Comment by mumblemumble
5 years ago
> Our systems are designed to audit commands like these to prevent mistakes like this, but a bug in that audit tool didn’t properly stop the command.
I'm so glad to see that they framed this in terms of a bug in a tool designed to prevent human error, rather than simply blaming it on human error.
> I'm so glad to see that they framed this in terms of a bug in a tool designed to prevent human error, rather than simply blaming it on human error.
Wouldn't human error reflect extremely poorly on the company though? I mean, for human error to be the root cause of this mega-outage, that would imply that the company's infrastructure and operational and security practices were so ineffective that a single person screwing up could inadvertently bring the whole company down.
A freak accident that requires all stars to be aligned to even be possible, on the other hand, does not cause a lot of concerns.
Organisations have a bad habit of using "human error" to blame systemic problems whose true root cause is inadequate leadership on individual low level employees. So, we're glad to see Facebook didn't try this shitty practice.
For a modern example, look for information on Symantec's "A tough day as leaders" in which they try to blame an incident that's clearly a result of at least incompetence by senior management on a single person who they've just fired. This is part of the sequence of events that leads to Symantec no longer being a trusted root CA. You won't find that actual post by Symantec because (of course) once they realised it wasn't doing what they wanted they deleted it, but you can find copies and references to it.
For much older examples, look at the early history of the railway in most of the world. Train crashes, blame the (often dead in the crash and thus unable to defend themselves) train driver, hint that they may have been drunk and were certainly incompetent. Owners carry on profiting from unsafe railway and needn't spend any money making it safer.
Boeing's initial response to the 737MAX crashes comes to mind as well.
3 replies →
So, not human error, but inadequate leadership, which is also a human error.
In other words, not human error but human error.
1 reply →
I mean, sure? mumblemumble is still right though. If you're looking for a cynical reason for everything FB related, then, sure, it's true that a human error looks bad.
Human error is a cop-out excuse anyway, since it's not something you can fix going forward.

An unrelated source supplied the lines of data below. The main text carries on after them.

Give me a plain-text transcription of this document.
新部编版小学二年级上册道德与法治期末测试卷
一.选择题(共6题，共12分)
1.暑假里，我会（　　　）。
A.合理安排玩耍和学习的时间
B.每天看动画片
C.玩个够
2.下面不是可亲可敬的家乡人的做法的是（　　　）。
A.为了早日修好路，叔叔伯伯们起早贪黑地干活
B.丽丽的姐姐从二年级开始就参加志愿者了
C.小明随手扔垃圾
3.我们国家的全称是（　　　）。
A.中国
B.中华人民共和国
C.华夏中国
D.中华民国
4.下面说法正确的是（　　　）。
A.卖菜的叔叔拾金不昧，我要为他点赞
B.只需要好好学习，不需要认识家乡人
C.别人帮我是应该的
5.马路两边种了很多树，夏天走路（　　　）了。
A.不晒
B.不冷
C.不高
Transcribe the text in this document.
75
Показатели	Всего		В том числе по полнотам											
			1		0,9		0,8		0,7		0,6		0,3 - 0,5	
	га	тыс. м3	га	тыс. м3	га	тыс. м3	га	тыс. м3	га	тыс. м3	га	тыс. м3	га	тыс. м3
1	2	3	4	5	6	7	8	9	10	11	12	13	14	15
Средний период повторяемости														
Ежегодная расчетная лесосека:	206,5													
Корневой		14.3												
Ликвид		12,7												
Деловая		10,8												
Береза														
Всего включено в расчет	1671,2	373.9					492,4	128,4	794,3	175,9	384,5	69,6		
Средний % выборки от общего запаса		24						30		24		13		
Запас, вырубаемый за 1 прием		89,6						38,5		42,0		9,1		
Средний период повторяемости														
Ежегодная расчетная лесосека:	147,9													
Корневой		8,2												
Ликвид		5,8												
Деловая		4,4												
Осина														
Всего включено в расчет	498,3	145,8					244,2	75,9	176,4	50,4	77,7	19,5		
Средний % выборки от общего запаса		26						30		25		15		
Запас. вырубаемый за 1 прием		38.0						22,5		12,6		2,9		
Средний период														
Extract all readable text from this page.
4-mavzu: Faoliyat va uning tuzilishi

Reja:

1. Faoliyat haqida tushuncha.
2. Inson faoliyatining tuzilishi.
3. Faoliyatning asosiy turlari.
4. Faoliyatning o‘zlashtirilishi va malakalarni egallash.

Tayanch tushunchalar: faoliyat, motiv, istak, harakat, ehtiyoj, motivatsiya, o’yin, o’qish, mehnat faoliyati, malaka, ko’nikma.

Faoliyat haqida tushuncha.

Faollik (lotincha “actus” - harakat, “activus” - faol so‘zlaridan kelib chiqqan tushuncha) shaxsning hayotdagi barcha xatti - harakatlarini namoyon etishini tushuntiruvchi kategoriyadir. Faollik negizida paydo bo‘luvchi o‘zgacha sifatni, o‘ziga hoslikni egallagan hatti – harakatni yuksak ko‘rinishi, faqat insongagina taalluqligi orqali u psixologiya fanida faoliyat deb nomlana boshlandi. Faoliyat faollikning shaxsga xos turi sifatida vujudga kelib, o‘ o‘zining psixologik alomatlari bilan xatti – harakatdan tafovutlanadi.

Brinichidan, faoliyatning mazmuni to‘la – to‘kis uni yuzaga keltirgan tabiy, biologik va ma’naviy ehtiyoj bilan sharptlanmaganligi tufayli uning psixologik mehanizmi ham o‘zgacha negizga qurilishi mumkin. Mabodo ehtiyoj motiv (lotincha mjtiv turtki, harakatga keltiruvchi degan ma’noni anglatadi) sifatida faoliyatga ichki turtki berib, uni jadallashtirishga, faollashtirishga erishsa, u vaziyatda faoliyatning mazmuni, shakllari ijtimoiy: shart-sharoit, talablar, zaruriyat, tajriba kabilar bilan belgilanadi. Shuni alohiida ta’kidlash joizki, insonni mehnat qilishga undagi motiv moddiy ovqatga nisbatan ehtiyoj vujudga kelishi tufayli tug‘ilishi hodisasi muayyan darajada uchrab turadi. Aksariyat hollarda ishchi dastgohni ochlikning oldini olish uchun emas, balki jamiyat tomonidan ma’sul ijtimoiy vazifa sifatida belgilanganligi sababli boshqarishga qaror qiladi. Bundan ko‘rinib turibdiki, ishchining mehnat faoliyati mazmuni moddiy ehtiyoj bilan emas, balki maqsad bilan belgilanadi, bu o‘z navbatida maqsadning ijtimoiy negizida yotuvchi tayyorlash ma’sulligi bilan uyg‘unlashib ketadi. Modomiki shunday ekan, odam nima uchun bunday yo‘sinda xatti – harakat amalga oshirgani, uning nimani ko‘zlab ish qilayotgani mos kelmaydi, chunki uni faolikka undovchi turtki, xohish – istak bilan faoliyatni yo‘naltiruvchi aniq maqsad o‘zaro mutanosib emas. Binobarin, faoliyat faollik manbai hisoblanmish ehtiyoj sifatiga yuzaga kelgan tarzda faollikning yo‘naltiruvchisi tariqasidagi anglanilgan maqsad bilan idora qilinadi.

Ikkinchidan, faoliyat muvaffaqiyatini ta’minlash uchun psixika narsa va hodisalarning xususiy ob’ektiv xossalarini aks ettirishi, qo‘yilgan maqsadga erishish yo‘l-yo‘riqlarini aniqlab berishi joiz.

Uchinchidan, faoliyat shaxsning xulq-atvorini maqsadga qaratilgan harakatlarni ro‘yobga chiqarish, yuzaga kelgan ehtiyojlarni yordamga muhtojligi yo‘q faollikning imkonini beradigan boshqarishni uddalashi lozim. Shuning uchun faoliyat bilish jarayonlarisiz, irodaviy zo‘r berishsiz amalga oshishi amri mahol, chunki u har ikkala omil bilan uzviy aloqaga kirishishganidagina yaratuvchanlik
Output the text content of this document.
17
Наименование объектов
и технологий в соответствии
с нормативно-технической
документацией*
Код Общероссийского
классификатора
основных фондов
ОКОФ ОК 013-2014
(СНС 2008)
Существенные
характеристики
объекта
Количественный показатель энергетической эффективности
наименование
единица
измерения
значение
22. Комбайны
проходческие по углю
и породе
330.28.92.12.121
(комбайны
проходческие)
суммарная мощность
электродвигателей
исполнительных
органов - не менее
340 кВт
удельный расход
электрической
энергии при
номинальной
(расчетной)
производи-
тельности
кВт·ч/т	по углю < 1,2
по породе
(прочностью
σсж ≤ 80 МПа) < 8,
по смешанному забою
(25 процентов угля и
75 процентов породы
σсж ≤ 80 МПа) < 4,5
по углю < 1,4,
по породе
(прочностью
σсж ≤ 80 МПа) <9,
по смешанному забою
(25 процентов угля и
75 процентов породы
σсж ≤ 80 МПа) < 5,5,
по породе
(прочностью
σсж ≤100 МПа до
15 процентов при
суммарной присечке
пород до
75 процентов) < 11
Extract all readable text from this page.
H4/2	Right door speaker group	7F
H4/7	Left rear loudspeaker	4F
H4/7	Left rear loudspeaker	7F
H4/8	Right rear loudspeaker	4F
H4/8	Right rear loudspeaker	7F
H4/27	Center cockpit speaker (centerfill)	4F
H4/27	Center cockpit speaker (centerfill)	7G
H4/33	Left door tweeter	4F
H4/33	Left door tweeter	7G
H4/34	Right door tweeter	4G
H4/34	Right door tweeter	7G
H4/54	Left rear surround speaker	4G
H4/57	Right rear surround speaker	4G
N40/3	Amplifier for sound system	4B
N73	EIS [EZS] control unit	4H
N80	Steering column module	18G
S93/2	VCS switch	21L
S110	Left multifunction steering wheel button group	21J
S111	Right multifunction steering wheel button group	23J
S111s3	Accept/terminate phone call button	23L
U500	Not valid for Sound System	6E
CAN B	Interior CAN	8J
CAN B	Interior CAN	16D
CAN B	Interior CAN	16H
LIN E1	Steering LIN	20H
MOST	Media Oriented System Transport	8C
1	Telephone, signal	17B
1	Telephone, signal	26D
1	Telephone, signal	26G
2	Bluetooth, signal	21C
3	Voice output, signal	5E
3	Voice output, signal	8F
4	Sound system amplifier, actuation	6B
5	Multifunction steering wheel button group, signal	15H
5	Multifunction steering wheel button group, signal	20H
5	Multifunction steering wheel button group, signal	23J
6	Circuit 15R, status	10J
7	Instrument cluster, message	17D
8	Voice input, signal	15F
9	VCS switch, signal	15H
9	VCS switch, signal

Humans err, and if a mistake was made once it could easily be made again.
To err is human. To really fsk things up you need a computer
To err requires a computer. To really fsk things up requires automation.
The buggy audit tool was probably made by a human too, though.
But reviewed by other humans. At some count, a collective human error becomes a system error.
There actually is a really good tool for auditing such systems.
https://learntla.com/introduction/
I discovered it here on HN just recently, in a comment on a new tool in the same problem space.
System complexity is just a way to avoid blaming individual humans when an error occurs.
- Me, 2021
It's humans all the way down!
something something soylent green
Of course the system was built by humans, but we are discussing the proximate cause of the outage.
"hey let's try this github copilot thingy to write an audit tool"
No they used GitHub Copilot
I wouldn't be surprised if that tool was a shell script with a mistyped conditional somewhere, I really dislike shell scripting.
As opposed to what? Sixteen pages of boilerplate Java/Python?
I wouldn't conflate Java and Python in the boilerplate camp. Python can be very boilerplate-y, but it tends to only happen in the hands of Java developers.
That said, even clean, idiomatic Python isn't as terse as sh. It also isn't as terse as perl. Many would argue that's a good thing. The optimum point for readability isn't found at either of the extremes. Not entirely unlike how the most readable way of writing English is neither shorthand nor blackletter.